Monday, April 28, 2008

Random Notes

After a very unexpected and not very pleasant Sunday morning, Sunday afternoon improved considerably, even if the weather was hotter than the hinges of hell, for the latest number of Gilbert Magazine came the other day and, once my eyes decided to function again, was available for a good read. Therein we found:
"If you ask me to extend my sympathy to the poor fox, pursued by savage sportsmen, shall I not also extend it to the poor sportsman, pursued by savage humanitarians?" ["Clemens", Chesterton, As Seen by His Contemporaries, p. 55]
"A great deal of modern art claims to be created in the spirit of tomorrow because it is very carefully and laboriously copied from what was done only yesterday. A thing is called futurist merely because it is fashionable; curiously ignoring the fact that the fashion will be over when the future arrives." [GKC's Introduction to The New World of the Theatre]
And on page 4 a notice that the brilliant, if exceedingly odd, Bobby Fischer, who died last January 17, received a Catholic funeral in Iceland where he died. I had not seen that before or had any idea that he might be Catholic.

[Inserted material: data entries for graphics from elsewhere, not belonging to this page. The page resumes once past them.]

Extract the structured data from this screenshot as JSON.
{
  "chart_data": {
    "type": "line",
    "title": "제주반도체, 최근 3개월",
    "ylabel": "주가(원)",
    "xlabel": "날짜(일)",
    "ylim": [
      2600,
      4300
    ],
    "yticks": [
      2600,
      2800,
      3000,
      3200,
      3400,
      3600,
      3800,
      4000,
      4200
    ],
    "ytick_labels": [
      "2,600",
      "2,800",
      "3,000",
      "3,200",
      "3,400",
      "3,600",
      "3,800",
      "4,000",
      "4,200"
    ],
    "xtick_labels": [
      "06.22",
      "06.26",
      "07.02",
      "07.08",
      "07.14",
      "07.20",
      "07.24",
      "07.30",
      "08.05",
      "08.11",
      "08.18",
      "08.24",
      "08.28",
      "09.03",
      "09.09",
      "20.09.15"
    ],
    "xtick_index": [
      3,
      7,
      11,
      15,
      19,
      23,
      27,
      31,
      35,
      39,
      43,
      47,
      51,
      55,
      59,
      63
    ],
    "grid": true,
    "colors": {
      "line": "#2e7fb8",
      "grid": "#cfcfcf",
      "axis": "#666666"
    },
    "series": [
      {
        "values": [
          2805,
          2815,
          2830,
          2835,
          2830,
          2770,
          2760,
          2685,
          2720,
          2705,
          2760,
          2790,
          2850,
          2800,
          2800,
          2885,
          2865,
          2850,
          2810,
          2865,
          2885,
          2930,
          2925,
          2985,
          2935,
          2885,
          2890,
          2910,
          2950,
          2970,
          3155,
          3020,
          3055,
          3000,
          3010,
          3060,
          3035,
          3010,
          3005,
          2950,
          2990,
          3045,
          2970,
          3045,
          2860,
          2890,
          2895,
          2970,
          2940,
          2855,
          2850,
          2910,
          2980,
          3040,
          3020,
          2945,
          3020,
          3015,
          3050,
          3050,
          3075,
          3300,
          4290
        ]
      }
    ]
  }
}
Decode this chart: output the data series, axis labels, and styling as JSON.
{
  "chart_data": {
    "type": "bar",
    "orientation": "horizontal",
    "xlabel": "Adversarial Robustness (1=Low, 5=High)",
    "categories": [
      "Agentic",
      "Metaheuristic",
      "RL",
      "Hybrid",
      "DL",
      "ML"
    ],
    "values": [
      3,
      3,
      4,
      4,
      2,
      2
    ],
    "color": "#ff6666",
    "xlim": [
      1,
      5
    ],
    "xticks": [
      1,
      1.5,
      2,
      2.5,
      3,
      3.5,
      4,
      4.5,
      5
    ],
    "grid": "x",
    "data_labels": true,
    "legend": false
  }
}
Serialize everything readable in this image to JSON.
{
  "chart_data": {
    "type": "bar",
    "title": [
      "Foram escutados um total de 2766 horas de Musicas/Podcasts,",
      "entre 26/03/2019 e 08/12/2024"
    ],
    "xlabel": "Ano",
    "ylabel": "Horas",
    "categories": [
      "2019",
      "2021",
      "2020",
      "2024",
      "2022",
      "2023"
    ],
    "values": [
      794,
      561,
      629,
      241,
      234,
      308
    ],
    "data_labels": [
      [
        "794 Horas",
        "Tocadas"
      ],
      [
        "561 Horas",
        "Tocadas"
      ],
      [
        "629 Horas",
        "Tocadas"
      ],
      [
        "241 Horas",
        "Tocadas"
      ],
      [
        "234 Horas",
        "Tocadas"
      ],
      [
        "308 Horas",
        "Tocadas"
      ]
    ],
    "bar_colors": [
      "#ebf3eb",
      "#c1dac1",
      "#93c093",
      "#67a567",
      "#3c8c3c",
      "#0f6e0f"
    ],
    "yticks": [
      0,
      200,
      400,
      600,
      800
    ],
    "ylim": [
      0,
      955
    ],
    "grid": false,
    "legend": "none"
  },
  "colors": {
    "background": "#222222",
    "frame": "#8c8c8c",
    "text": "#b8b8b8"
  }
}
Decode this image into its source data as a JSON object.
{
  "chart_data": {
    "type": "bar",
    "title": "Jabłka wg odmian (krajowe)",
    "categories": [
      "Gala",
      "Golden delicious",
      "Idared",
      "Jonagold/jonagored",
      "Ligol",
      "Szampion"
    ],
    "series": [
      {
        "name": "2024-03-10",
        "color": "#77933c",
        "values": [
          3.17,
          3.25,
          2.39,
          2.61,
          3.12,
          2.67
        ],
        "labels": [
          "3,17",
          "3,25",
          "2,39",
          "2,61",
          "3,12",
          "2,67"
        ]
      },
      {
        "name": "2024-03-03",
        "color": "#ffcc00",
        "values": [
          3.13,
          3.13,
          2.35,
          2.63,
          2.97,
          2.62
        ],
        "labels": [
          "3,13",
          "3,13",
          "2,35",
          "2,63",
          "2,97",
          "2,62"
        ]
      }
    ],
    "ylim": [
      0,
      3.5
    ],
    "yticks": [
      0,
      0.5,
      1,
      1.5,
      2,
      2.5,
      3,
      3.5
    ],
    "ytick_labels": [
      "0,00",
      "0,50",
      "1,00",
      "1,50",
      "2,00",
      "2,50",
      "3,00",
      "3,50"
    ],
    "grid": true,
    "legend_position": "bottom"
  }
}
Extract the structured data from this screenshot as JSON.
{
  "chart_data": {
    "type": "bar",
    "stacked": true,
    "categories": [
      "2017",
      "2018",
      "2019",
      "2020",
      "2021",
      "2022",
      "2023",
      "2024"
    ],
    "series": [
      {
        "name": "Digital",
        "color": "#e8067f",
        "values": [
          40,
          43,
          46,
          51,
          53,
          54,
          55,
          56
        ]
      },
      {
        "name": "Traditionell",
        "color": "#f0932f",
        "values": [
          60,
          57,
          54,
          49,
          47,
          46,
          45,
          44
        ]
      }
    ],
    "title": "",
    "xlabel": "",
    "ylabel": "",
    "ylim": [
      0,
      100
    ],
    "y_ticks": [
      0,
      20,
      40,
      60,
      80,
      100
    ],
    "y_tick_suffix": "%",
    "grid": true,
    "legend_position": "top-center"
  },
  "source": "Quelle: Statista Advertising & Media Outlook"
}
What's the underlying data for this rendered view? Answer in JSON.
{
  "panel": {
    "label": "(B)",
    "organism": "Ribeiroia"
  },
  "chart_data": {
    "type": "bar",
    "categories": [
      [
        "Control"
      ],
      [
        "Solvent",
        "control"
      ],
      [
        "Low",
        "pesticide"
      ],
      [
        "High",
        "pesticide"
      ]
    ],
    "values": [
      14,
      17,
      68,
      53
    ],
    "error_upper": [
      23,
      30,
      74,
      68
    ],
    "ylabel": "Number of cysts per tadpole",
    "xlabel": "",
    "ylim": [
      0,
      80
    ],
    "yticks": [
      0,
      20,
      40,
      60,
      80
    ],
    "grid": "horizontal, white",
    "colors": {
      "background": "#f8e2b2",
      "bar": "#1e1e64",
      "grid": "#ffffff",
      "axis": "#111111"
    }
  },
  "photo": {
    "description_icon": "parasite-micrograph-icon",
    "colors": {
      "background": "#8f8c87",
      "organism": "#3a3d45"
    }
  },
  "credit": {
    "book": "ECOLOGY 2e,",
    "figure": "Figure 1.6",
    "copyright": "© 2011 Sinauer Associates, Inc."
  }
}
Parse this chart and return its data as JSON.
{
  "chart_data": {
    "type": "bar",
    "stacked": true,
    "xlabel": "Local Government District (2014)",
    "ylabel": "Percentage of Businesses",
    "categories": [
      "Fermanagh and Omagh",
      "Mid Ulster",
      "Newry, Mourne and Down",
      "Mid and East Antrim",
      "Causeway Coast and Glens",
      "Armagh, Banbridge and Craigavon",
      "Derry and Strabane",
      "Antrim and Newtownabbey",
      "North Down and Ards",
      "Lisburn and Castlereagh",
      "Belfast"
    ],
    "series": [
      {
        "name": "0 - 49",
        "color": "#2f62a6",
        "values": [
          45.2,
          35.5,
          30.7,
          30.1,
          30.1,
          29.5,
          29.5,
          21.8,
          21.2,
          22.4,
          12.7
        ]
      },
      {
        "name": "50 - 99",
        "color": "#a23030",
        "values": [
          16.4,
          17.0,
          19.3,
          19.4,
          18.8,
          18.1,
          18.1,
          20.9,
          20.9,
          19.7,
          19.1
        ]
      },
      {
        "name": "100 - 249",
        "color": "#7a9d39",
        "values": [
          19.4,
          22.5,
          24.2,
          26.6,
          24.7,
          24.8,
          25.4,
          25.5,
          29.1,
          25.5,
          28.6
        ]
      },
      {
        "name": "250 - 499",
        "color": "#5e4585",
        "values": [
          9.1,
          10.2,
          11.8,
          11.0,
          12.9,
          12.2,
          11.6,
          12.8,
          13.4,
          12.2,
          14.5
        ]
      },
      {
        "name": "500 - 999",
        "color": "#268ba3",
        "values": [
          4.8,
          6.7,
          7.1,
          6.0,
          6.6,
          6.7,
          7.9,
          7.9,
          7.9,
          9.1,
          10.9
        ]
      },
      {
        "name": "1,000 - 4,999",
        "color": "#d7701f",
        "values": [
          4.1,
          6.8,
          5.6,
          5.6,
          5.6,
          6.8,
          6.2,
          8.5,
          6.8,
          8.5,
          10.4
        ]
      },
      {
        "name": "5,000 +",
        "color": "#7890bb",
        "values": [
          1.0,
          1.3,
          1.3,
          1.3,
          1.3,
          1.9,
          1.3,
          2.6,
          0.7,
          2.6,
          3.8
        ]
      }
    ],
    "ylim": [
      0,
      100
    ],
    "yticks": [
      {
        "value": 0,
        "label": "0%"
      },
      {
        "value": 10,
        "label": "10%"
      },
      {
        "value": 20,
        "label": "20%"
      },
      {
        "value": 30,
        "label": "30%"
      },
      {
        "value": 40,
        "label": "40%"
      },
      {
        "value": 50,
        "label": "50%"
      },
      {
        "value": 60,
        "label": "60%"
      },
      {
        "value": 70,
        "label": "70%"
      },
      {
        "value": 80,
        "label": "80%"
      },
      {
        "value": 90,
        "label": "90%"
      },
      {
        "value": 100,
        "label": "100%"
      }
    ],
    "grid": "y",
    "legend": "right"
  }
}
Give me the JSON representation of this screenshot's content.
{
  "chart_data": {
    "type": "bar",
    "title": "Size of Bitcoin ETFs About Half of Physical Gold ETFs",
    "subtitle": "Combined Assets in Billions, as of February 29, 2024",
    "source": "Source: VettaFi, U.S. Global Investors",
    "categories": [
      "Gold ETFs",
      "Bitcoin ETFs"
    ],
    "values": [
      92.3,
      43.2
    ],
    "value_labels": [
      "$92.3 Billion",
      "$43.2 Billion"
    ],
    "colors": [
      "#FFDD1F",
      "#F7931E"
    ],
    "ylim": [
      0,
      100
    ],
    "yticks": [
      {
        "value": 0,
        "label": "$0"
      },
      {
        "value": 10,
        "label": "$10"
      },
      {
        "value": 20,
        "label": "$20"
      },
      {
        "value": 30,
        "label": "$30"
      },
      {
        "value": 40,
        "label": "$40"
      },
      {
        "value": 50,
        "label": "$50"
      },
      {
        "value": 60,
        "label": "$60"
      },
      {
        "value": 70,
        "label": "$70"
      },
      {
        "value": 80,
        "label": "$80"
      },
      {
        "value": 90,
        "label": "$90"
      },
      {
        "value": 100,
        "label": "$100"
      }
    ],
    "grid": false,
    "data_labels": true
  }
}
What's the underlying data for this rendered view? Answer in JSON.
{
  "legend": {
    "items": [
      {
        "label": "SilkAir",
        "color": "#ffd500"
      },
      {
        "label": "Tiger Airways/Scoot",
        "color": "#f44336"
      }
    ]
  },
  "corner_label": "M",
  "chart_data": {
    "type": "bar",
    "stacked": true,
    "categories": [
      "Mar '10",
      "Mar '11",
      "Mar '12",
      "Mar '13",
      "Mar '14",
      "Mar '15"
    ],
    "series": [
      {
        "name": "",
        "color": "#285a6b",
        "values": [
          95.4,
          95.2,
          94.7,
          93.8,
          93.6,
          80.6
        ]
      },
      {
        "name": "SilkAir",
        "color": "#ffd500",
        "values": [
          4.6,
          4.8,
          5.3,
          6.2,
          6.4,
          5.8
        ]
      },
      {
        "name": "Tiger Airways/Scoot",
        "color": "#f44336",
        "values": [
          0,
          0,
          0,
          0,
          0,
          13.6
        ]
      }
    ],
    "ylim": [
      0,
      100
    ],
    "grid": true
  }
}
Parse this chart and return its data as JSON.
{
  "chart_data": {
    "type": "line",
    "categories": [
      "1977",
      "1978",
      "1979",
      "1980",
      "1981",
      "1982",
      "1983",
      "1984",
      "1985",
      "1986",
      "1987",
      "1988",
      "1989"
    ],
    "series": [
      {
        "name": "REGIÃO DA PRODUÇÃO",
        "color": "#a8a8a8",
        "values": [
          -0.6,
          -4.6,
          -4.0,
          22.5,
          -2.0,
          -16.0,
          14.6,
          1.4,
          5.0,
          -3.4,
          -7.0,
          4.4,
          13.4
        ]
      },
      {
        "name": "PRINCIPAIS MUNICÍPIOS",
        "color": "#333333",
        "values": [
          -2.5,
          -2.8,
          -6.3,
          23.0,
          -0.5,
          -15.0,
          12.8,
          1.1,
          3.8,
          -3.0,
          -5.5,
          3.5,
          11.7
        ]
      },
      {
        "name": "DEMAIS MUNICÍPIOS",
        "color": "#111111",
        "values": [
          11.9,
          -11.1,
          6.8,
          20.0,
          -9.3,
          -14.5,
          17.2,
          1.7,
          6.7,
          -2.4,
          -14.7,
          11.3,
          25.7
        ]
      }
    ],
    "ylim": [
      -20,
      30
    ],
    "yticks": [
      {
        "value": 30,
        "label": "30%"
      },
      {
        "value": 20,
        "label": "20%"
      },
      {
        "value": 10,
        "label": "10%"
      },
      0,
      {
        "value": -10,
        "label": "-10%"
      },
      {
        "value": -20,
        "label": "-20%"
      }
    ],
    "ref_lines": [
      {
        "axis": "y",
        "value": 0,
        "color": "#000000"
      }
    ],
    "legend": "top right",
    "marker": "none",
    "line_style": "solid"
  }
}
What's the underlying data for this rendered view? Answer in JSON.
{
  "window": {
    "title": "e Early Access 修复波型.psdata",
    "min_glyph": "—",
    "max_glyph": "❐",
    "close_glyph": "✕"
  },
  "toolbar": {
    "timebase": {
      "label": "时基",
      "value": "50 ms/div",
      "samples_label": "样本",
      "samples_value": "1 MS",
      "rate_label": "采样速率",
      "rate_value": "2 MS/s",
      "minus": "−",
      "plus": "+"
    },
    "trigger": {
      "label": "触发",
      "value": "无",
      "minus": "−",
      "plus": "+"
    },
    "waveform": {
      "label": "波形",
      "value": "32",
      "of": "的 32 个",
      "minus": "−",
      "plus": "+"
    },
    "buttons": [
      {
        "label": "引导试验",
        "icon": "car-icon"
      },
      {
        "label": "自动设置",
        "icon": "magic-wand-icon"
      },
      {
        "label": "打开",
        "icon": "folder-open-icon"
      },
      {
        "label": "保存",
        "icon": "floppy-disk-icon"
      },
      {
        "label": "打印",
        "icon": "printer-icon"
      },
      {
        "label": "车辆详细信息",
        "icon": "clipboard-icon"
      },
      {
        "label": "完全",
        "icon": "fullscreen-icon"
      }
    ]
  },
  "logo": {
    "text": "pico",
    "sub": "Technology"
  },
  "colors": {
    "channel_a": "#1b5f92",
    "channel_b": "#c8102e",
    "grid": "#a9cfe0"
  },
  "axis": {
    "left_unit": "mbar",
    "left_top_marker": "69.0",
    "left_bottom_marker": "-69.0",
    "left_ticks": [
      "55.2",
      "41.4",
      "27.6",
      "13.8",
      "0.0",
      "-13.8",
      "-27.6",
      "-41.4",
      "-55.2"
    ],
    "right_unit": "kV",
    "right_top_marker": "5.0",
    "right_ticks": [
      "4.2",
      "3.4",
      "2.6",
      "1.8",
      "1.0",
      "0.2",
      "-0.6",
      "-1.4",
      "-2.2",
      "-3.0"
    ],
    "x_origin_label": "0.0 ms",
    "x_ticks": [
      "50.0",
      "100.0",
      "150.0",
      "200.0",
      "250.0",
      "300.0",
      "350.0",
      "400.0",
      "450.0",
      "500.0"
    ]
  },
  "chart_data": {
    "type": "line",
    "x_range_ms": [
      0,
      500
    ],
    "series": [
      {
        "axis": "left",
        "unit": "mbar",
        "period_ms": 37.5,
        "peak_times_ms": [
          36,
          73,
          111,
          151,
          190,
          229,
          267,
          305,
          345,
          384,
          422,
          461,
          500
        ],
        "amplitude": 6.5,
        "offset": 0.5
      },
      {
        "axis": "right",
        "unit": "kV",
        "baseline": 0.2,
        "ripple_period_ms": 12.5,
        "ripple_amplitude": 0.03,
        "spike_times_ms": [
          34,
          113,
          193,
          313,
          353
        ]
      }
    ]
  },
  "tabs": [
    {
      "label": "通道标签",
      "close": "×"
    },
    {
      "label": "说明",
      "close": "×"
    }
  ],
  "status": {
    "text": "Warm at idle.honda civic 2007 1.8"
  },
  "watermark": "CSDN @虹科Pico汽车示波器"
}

The news from Reno reminds me that the traditional Roman Rite had votive prayers for just this sort of thing:

Almighty, everlasting God, who dost look upon the earth and make it tremble, spare those who are afraid, and be merciful to those who pray to Thee: that we who fear Thine anger, which shaketh the the foundations of the earth, may always experience Thy mercy, which healeth its commotions. Through our Lord. Amen.

Omnipotens sempiterne Deus, qui respicis terram, et facis eam tremere: parce metuentibus, propitiare supplicibus: ut, cuius iram terræ fundamenta concutientem expavimus, clementiam contritiones eius sanantem iugiter sentiamus. Per Dominum nostrum Iesum Christum Filium ruum, qui tecum vivit. . . .Amen.

If the Pauline Rite has such a thing, it certainly isn't very widely available.